Last week, Secretary of Education Arne Duncan, who is soon to depart, gave a swan-song address in Boston. Recounting a tenure spent treating the U.S. Department of Education like a national school board, he took special pains to celebrate four federal adventures: the Obama administration’s Race to the Top program, its dubious new $6 billion School Improvement Grant program, his attempts to micro-manage teacher evaluation in the states via waivers from the No Child Left Behind (NCLB) Act, and his efforts to push states to adopt the Common Core standards.

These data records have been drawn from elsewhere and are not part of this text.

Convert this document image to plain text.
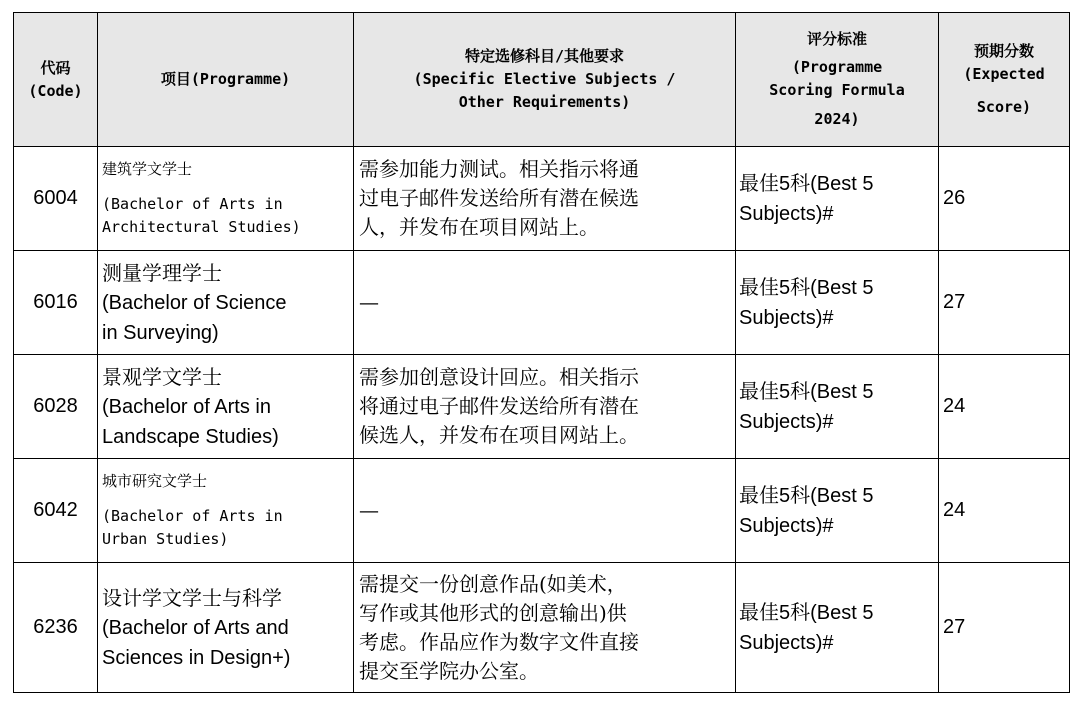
代码
(Code)	项目(Programme)	特定选修科目/其他要求
(Specific Elective Subjects /
Other Requirements)	评分标准
(Programme
Scoring Formula
2024)	预期分数
(Expected
Score)

6004	建筑学文学士
(Bachelor of Arts in
Architectural Studies)	需参加能力测试。相关指示将通
过电子邮件发送给所有潜在候选
人，并发布在项目网站上。	最佳5科(Best 5
Subjects)#	26
6016	测量学理学士
(Bachelor of Science
in Surveying)	—	最佳5科(Best 5
Subjects)#	27
6028	景观学文学士
(Bachelor of Arts in
Landscape Studies)	需参加创意设计回应。相关指示
将通过电子邮件发送给所有潜在
候选人，并发布在项目网站上。	最佳5科(Best 5
Subjects)#	24
6042	城市研究文学士
(Bachelor of Arts in
Urban Studies)	—	最佳5科(Best 5
Subjects)#	24
6236	设计学文学士与科学
(Bachelor of Arts and
Sciences in Design+)	需提交一份创意作品(如美术，
写作或其他形式的创意输出)供
考虑。作品应作为数字文件直接
提交至学院办公室。	最佳5科(Best 5
Subjects)#	27
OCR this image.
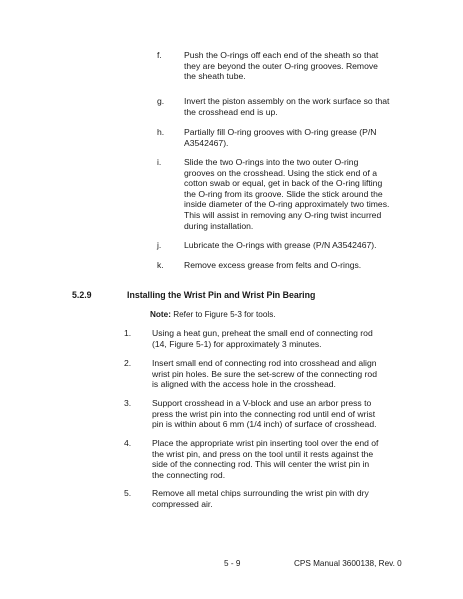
f.	Push the O-rings off each end of the sheath so that
they are beyond the outer O-ring grooves. Remove
the sheath tube.
g. Invert the piston assembly on the work surface so that
the crosshead end is up.
h. Partially fill O-ring grooves with O-ring grease (P/N
A3542467).
i.	Slide the two O-rings into the two outer O-ring
grooves on the crosshead. Using the stick end of a
cotton swab or equal, get in back of the O-ring lifting
the O-ring from its groove. Slide the stick around the
inside diameter of the O-ring approximately two times.
This will assist in removing any O-ring twist incurred
during installation.
j.	Lubricate the O-rings with grease (P/N A3542467).
k. Remove excess grease from felts and O-rings.
5.2.9	Installing the Wrist Pin and Wrist Pin Bearing
Note: Refer to Figure 5-3 for tools.
1. Using a heat gun, preheat the small end of connecting rod
(14, Figure 5-1) for approximately 3 minutes.
2. Insert small end of connecting rod into crosshead and align
wrist pin holes. Be sure the set-screw of the connecting rod
is aligned with the access hole in the crosshead.
3. Support crosshead in a V-block and use an arbor press to
press the wrist pin into the connecting rod until end of wrist
pin is within about 6 mm (1/4 inch) of surface of crosshead.
4. Place the appropriate wrist pin inserting tool over the end of
the wrist pin, and press on the tool until it rests against the
side of the connecting rod. This will center the wrist pin in
the connecting rod.
5. Remove all metal chips surrounding the wrist pin with dry
compressed air.
5 - 9	CPS Manual 3600138, Rev. 0
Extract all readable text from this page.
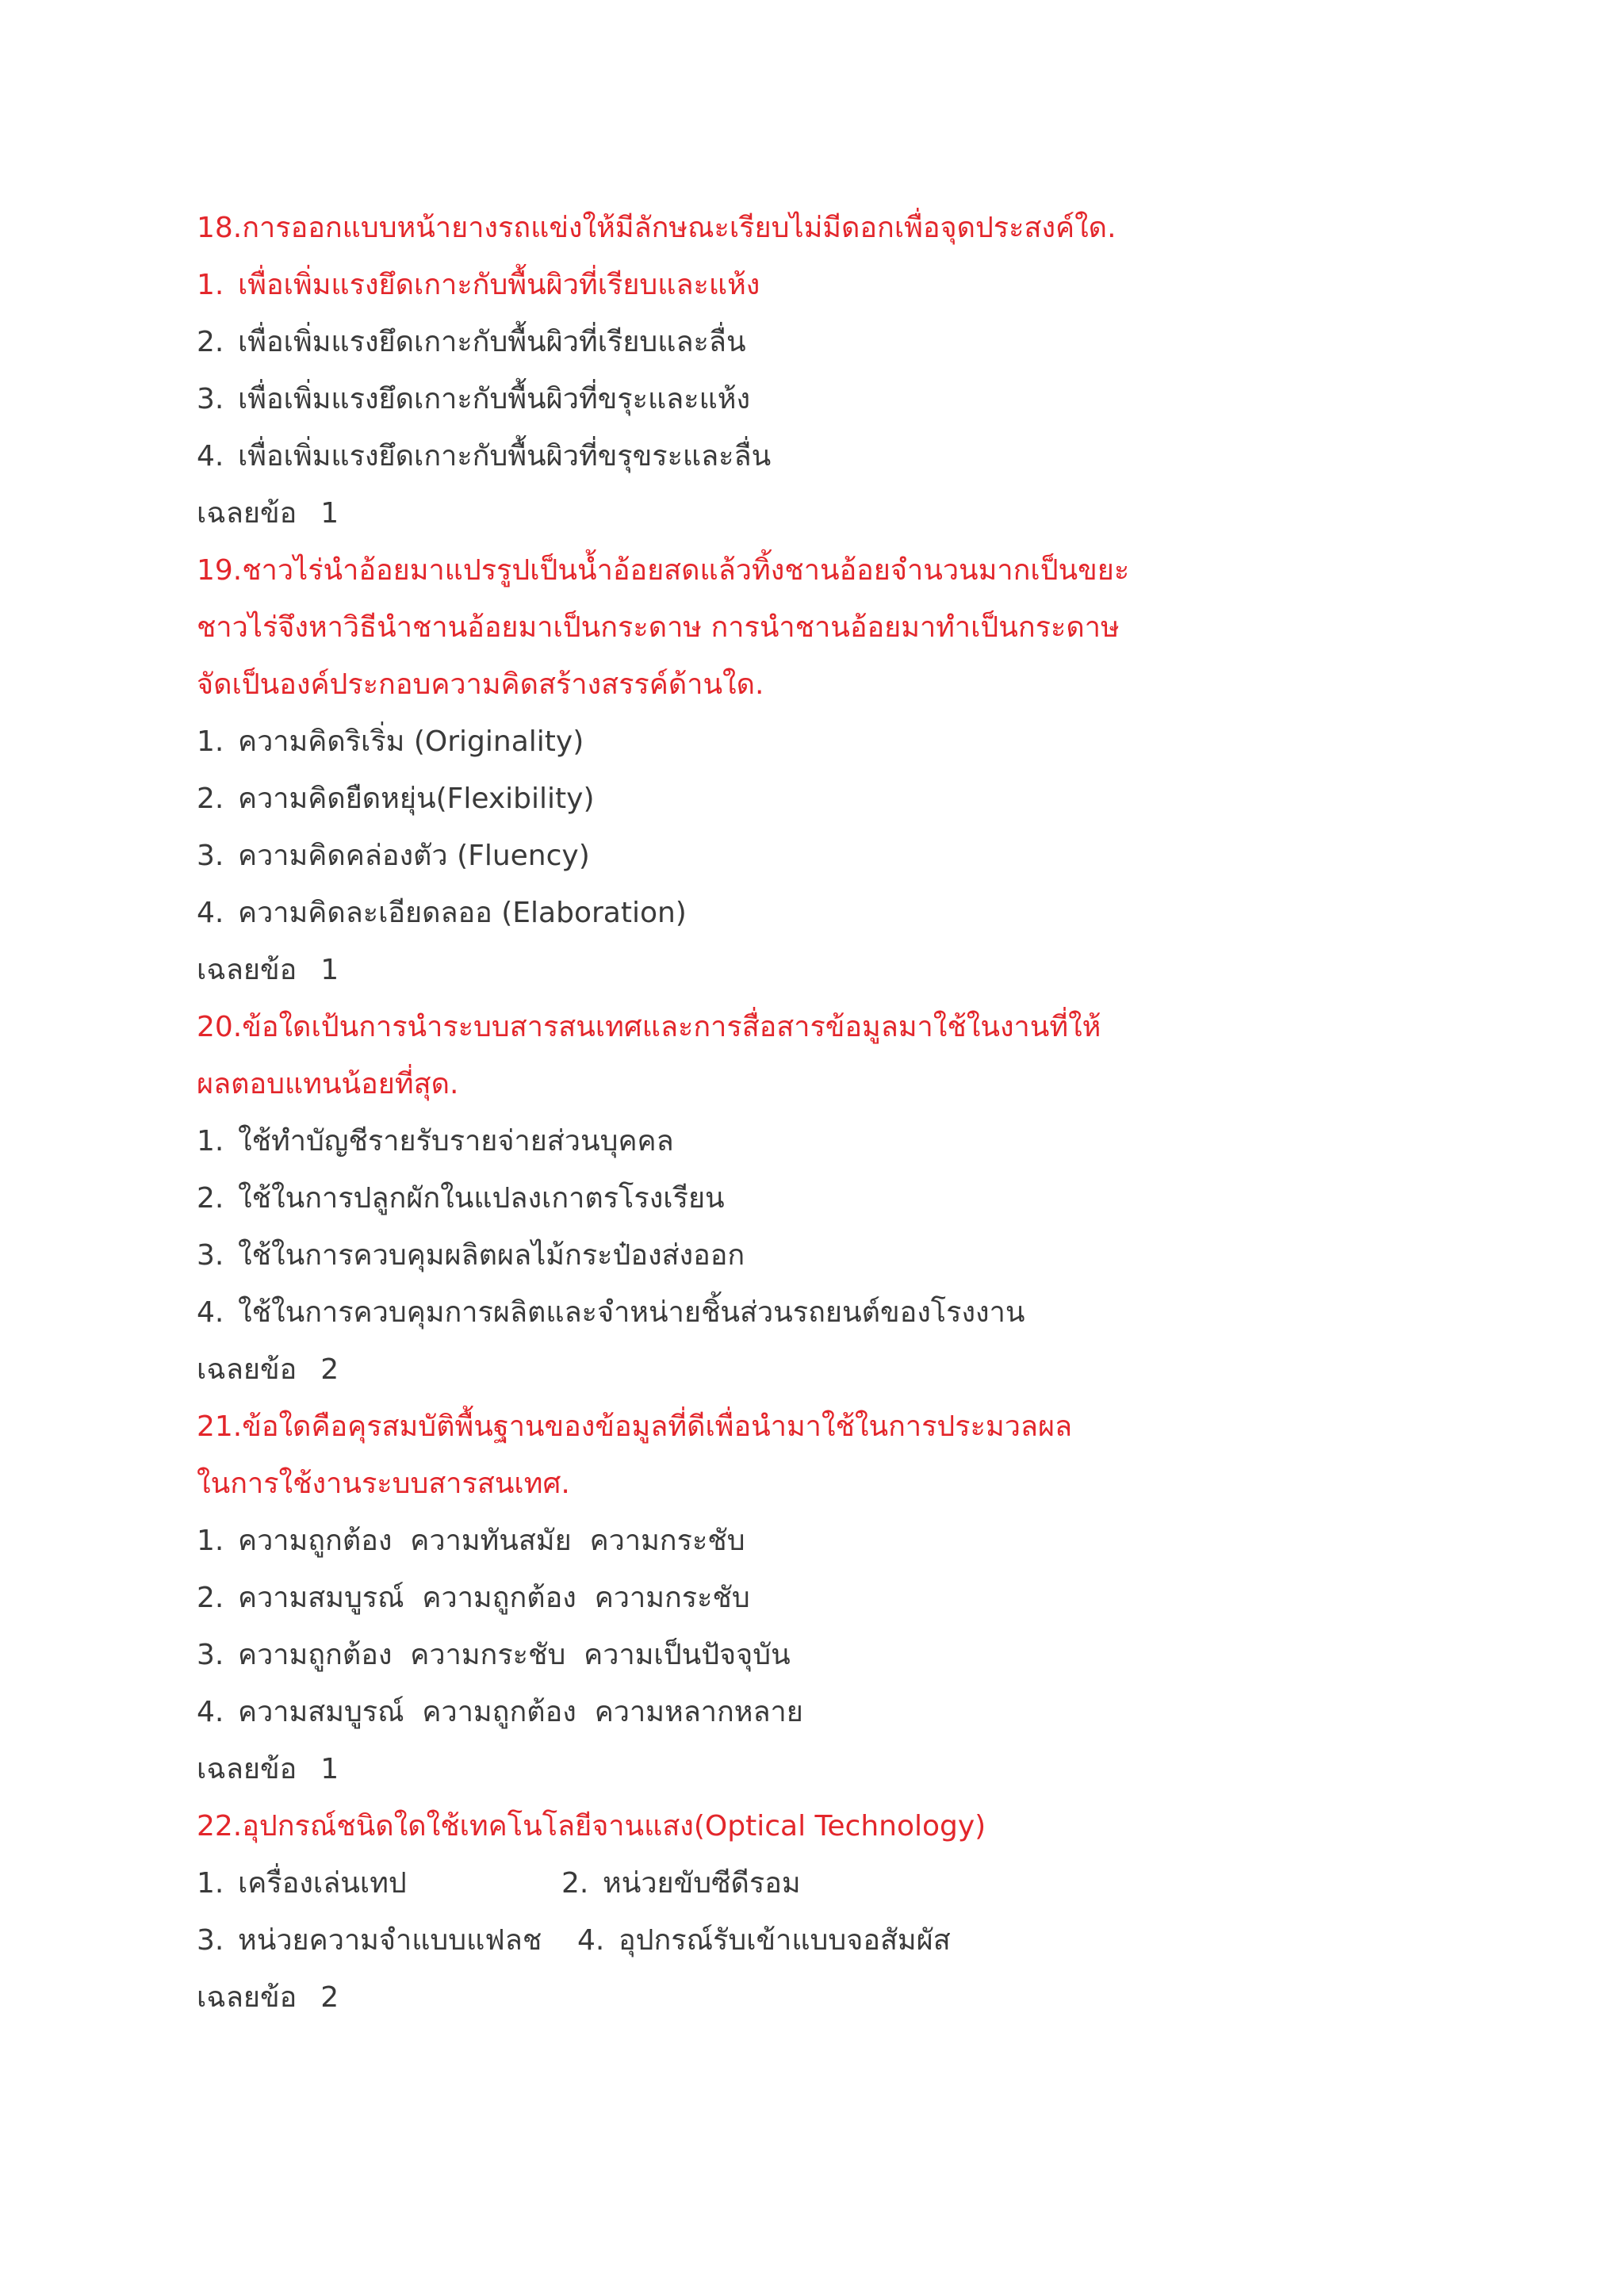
18.การออกแบบหน้ายางรถแข่งให้มีลักษณะเรียบไม่มีดอกเพื่อจุดประสงค์ใด.
1. เพื่อเพิ่มแรงยึดเกาะกับพื้นผิวที่เรียบและแห้ง
2. เพื่อเพิ่มแรงยึดเกาะกับพื้นผิวที่เรียบและลื่น
3. เพื่อเพิ่มแรงยึดเกาะกับพื้นผิวที่ขรุะและแห้ง
4. เพื่อเพิ่มแรงยึดเกาะกับพื้นผิวที่ขรุขระและลื่น
เฉลยข้อ 1
19.ชาวไร่นำอ้อยมาแปรรูปเป็นน้ำอ้อยสดแล้วทิ้งชานอ้อยจำนวนมากเป็นขยะ
ชาวไร่จึงหาวิธีนำชานอ้อยมาเป็นกระดาษ การนำชานอ้อยมาทำเป็นกระดาษ
จัดเป็นองค์ประกอบความคิดสร้างสรรค์ด้านใด.
1. ความคิดริเริ่ม (Originality)
2. ความคิดยืดหยุ่น(Flexibility)
3. ความคิดคล่องตัว (Fluency)
4. ความคิดละเอียดลออ (Elaboration)
เฉลยข้อ 1
20.ข้อใดเป้นการนำระบบสารสนเทศและการสื่อสารข้อมูลมาใช้ในงานที่ให้
ผลตอบแทนน้อยที่สุด.
1. ใช้ทำบัญชีรายรับรายจ่ายส่วนบุคคล
2. ใช้ในการปลูกผักในแปลงเกาตรโรงเรียน
3. ใช้ในการควบคุมผลิตผลไม้กระป๋องส่งออก
4. ใช้ในการควบคุมการผลิตและจำหน่ายชิ้นส่วนรถยนต์ของโรงงาน
เฉลยข้อ 2
21.ข้อใดคือคุรสมบัติพื้นฐานของข้อมูลที่ดีเพื่อนำมาใช้ในการประมวลผล
ในการใช้งานระบบสารสนเทศ.
1. ความถูกต้อง  ความทันสมัย  ความกระชับ
2. ความสมบูรณ์  ความถูกต้อง  ความกระชับ
3. ความถูกต้อง  ความกระชับ  ความเป็นปัจจุบัน
4. ความสมบูรณ์  ความถูกต้อง  ความหลากหลาย
เฉลยข้อ 1
22.อุปกรณ์ชนิดใดใช้เทคโนโลยีจานแสง(Optical Technology)
1. เครื่องเล่นเทป	2. หน่วยขับซีดีรอม
3. หน่วยความจำแบบแฟลช 4. อุปกรณ์รับเข้าแบบจอสัมผัส
เฉลยข้อ 2
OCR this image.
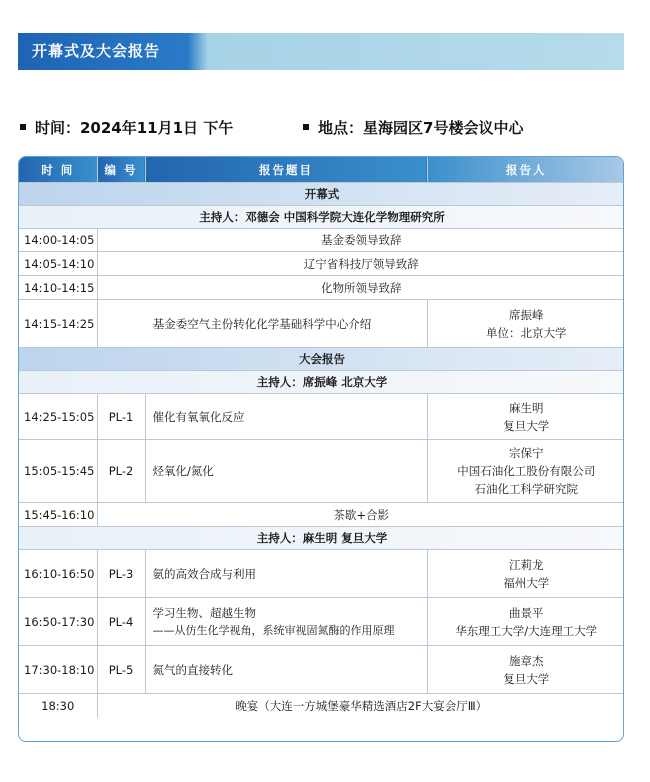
开幕式及大会报告
时间：2024年11月1日 下午	地点：星海园区7号楼会议中心
时 间	编 号	报告题目	报告人
开幕式			
主持人：邓德会 中国科学院大连化学物理研究所			
14:00-14:05	基金委领导致辞		
14:05-14:10	辽宁省科技厅领导致辞		
14:10-14:15	化物所领导致辞		
14:15-14:25	基金委空气主份转化化学基础科学中心介绍		席振峰
单位：北京大学

大会报告			
主持人：席振峰 北京大学			
14:25-15:05	PL-1	催化有氧氧化反应	麻生明
复旦大学

15:05-15:45	PL-2	烃氧化/氮化	宗保宁
中国石油化工股份有限公司
石油化工科学研究院

15:45-16:10	茶歇+合影		
主持人：麻生明 复旦大学			
16:10-16:50	PL-3	氨的高效合成与利用	江莉龙
福州大学

16:50-17:30	PL-4	学习生物、超越生物
——从仿生化学视角，系统审视固氮酶的作用原理	曲景平
华东理工大学/大连理工大学

17:30-18:10	PL-5	氮气的直接转化	施章杰
复旦大学

18:30	晚宴（大连一方城堡豪华精选酒店2F大宴会厅Ⅲ）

This afternoon, House and Senate negotiators will sit down to finalize the conference bill that would replace No Child Left Behind. To understand how profoundly the bill shrinks the federal role, one need only ask what it means for the overreaching, progressives-at-play education legacy of Obama and Duncan. Race to the Top? Gone. School Improvement Grants? Gone. Federal bureaucrats no longer have the ability to dictate to states on teacher policy. And, when it comes to the Common Core, federal officials are henceforth barred from “encouraging” or “incentivizing” states to adopt certain standards.
Indeed, one can read the bill as a massive, bipartisan repudiation of the Obama administration’s Washington-centric education excesses. More fundamentally, the bill is an important victory for principled, limited government even as it addresses practical concerns about over-testing and ill-conceived federal mandates.